After transforming the data and the creating the meshgrid, decision boundaries for the algorithms were created by iterating over the classifiers.

In [None]:
figure = plt.figure(figsize=(27, 15))
i = 1

datasets=[data]
for ds_cnt, ds in enumerate(datasets):
    # just plot the dataset first
    cm = plt.cm.RdBu
    cm_bright = ListedColormap(['#FF0000', '#0000FF'])
    ax = plt.subplot(len(datasets), len(classifiers) + 1, i)

    if ds_cnt == 0:
        ax.set_title("Input data")
        # Plot the top 2 principal components for training data
        ax.scatter(train_[:, 0], train_[:, 1], c=y_train, cmap=cm_bright,
                    edgecolors='k')
        # Plot the top 2 principal components for the testing data
        ax.scatter(test_[:, 0], test_[:, 1], c=y_test, cmap=cm_bright, alpha=0.6,
                    edgecolors='k')
        ax.set_xlim(xx.min(), xx.max())
        ax.set_ylim(yy.min(), yy.max())
        ax.set_xticks(())
        ax.set_yticks(())
        i += 1

        # iterate over classifiers

    for name, clf in zip(names, classifiers):
        ax = plt.subplot(len(datasets), len(classifiers) + 1, i)
        clf.fit(train_, y_train)
        score = clf.score(test_, y_test)

        # Plot the decision boundary. For that, we will assign a color to each
        # point in the mesh [x_min, x_max]x[y_min, y_max].

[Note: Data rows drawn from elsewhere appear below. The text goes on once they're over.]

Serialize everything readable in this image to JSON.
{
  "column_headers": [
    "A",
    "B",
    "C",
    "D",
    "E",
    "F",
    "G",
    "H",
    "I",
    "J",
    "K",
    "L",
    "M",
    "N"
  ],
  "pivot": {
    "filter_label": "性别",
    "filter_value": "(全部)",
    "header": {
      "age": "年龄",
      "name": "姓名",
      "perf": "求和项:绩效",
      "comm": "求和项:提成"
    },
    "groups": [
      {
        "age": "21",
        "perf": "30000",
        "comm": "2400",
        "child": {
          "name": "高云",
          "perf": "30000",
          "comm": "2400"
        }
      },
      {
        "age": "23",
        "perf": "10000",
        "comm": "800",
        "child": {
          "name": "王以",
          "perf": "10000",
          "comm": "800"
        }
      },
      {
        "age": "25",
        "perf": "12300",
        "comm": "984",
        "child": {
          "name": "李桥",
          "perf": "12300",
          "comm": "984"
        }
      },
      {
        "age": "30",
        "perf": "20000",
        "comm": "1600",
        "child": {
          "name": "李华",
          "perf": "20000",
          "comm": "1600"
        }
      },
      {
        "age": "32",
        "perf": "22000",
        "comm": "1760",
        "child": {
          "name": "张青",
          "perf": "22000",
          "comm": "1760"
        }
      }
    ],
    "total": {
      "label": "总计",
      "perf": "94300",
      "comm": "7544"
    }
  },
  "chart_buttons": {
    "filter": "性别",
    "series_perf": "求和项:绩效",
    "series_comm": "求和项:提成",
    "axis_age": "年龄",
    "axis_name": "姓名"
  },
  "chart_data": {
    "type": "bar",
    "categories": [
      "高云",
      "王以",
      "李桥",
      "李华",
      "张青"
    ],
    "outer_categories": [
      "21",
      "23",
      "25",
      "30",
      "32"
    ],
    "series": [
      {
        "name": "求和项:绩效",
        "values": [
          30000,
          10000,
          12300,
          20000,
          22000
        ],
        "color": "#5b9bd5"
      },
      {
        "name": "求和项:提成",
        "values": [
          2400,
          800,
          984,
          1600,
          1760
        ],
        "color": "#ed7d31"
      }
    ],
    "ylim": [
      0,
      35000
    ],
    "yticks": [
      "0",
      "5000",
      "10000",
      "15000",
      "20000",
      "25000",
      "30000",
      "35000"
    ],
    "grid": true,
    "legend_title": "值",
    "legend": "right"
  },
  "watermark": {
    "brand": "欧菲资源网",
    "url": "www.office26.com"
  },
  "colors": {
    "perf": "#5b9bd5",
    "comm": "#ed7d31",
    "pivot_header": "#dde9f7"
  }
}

        if hasattr(clf, "decision_function"):
            Z = clf.decision_function(np.c_[xx.ravel(), yy.ravel()]) # confidence scores
        else:
            Z = clf.predict_proba(np.c_[xx.ravel(), yy.ravel()])[:, 1] # probability estimates

        # Put the result into a color plot
        Z = Z.reshape(xx.shape)
        ax.contourf(xx, yy, Z, cmap=cm, alpha=.8)

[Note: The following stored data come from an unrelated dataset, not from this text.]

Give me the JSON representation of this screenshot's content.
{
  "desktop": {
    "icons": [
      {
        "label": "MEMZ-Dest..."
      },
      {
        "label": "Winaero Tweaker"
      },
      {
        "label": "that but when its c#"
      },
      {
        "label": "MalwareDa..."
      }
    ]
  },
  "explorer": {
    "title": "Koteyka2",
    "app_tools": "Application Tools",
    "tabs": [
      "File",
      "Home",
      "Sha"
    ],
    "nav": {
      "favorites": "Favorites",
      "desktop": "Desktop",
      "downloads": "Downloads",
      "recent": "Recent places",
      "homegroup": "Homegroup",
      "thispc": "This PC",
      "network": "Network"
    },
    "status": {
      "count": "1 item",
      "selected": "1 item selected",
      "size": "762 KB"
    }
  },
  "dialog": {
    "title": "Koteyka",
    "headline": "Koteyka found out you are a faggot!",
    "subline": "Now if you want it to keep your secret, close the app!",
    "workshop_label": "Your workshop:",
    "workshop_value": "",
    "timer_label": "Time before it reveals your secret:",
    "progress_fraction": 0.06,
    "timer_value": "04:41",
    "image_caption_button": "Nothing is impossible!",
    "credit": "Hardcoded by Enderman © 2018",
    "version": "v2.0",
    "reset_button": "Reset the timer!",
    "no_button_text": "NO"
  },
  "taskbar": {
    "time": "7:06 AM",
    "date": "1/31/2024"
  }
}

        # Plot the training points
        ax.scatter(train_[:, 0], train_[:, 1], c=y_train, cmap=cm_bright, edgecolors='k')
        # Plot the testing points
        ax.scatter(test_[:, 0], test_[:, 1], c=y_test, cmap=cm_bright, edgecolors='k', alpha=0.4)

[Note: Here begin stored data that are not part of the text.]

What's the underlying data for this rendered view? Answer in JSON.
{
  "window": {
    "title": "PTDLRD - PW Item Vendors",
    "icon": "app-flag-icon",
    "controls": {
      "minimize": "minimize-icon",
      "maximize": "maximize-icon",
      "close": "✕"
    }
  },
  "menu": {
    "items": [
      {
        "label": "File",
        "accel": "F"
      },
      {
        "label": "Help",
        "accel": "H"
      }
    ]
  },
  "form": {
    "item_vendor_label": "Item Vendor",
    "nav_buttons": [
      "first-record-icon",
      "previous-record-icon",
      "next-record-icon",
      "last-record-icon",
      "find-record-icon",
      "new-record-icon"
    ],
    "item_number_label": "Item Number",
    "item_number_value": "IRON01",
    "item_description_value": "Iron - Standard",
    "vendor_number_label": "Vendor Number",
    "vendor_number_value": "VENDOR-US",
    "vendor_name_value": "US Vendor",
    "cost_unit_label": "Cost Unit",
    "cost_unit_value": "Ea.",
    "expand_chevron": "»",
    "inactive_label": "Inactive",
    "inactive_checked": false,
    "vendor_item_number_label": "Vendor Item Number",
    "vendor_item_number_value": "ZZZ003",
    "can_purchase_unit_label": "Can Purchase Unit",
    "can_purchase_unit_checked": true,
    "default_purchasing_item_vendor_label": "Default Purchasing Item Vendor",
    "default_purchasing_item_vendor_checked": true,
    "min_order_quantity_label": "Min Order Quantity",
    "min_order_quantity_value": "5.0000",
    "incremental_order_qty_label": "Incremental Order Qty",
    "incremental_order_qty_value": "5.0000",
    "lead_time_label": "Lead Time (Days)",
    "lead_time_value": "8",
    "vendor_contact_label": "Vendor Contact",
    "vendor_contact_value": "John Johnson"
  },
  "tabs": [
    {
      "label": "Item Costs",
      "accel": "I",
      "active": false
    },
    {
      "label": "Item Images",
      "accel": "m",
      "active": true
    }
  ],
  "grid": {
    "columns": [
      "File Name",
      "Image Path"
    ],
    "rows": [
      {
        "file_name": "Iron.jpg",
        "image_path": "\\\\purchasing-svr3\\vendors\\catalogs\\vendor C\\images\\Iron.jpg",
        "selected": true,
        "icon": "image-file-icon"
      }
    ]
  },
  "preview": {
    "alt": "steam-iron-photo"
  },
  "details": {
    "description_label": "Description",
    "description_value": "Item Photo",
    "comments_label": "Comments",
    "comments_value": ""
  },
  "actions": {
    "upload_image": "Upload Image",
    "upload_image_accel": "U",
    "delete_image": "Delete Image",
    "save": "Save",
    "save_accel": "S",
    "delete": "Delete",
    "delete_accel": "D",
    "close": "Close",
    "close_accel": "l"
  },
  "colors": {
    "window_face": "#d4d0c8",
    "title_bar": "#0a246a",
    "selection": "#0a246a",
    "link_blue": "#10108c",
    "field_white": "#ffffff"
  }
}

        ax.set_xlim(xx.min(), xx.max())
        ax.set_ylim(yy.min(), yy.max())
        ax.set_xticks(())
        ax.set_yticks(())
        if ds_cnt == 0:
            ax.set_title(name)
            ax.text(xx.max() - .3, yy.min() + .3, ('%.2f' % score).lstrip('0'), size=15, horizontalalignment='right')
            i += 1

plt.tight_layout()
plt.show()

Accuracies of the different algorithms are indicated on the lower right corner.

The plots show training points in solid colors and testing points semi-transparent. Contour decision boundaries were used which seperate points based on shared characteritics.